Vocabulary flashcards covering the key terms, hypotheses, assumptions, and formulas for One-Factor Analysis of Variance (ANOVA) derived from the lecture material.

Analysis of Variance (ANOVA)

A comparison of means that allows for the simultaneous comparison of more than two means to identify sources of variation in a numerical dependent variable.

Response Variable (Y)

The numerical dependent variable in ANOVA for which variation is being explained.

Factors

The categorical independent variables used to explain the variation in the response variable.

Treatment

Each possible value of a factor or a combination of factors in an experimental design.

F distribution

The probability distribution used in ANOVA to describe the ratio of two variances.

One-Factor ANOVA

A specific ANOVA model that compares the means of $c$ groups based on a single independent variable.

Null Hypothesis ($H_0$)

H_0: \text{\mu}_1 = \text{\mu}_2 = \text{\dots} = \text{\mu}_c, which asserts that there is no difference between the mean values at various levels of the test factor.

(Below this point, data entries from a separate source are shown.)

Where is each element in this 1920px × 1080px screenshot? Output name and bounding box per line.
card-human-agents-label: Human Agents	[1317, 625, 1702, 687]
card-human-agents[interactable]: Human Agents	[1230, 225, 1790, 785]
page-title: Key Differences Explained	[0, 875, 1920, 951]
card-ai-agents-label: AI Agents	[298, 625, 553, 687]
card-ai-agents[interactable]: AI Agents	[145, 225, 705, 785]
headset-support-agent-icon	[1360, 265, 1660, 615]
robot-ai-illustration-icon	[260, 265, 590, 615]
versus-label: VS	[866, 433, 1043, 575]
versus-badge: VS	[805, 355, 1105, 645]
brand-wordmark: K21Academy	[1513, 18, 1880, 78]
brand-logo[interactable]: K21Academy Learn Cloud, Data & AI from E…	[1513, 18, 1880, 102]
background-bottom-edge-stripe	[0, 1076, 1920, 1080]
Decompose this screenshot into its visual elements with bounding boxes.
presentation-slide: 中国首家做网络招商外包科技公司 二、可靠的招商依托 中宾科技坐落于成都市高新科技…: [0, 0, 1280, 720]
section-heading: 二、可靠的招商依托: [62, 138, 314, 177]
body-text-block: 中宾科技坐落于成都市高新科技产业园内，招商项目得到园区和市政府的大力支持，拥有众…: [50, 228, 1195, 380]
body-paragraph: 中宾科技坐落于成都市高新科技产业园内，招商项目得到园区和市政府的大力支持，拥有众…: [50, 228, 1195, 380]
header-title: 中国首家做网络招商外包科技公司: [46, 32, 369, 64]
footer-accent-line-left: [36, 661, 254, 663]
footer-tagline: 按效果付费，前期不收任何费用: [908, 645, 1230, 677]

Alternative Hypothesis ($H_1$)

The hypothesis that not all the means are equal.

Total number of observations ($n$)

The sum of sample sizes within each treatment, calculated as $n = n_1 + n_2 + \text{\dots} + n_c$.

ANOVA Linear Model

Expresses that treatment $j$ came from a population with a common mean ($\mu$) plus a treatment effect ($A_j$) plus random error ($e_{ij}$): y_{ij} = \text{\mu} + A_j + e_{ij}.

Random Error ($e_{ij}$)

The unexplained variation assumed to be normally distributed with zero mean and the same variance for all treatments.

ANOVA Assumptions

The requirements that observations on $Y$ are independent, the populations being sampled are normal, and the populations have equal variances.

Grand Mean ($\bar{\bar{y}}$)

The overall sample mean calculated across all observations in all groups.

SST (Total Sum of Squares)

The total variation in the data, partitioned as $SST = SSA + SSE$.

SSA (Sum of Squares for Treatment)

The variation between treatments, representing the deviation of the column mean from the grand mean.

SSE (Sum of Squares for Error)

The variation within treatments, representing the deviation of an observation from its own column mean; also known as unexplained variation.

Mean Squares (MSA and MSE)

Ratios calculated by dividing the Sum of Squares by their respective degrees of freedom to adjust for group size.

F Statistic

The ratio of the variance due to treatments ($MSA$) to the variance due to error ($MSE$): $F = \frac{MSA}{MSE}$.

Numerator Degrees of Freedom

The degrees of freedom associated with treatments (between groups), calculated as $c - 1$.

Denominator Degrees of Freedom

The degrees of freedom associated with error (within groups), calculated as $n - c$.

Decision Rule

Reject $H_0$ if the test statistic $F$ exceeds the critical value $F_{critical}$ or if the p\text{-value} \text{\le} \text{\alpha}. In ANOVA, this is a right-tailed test.

Replicates

The data values obtained from repeated samplings.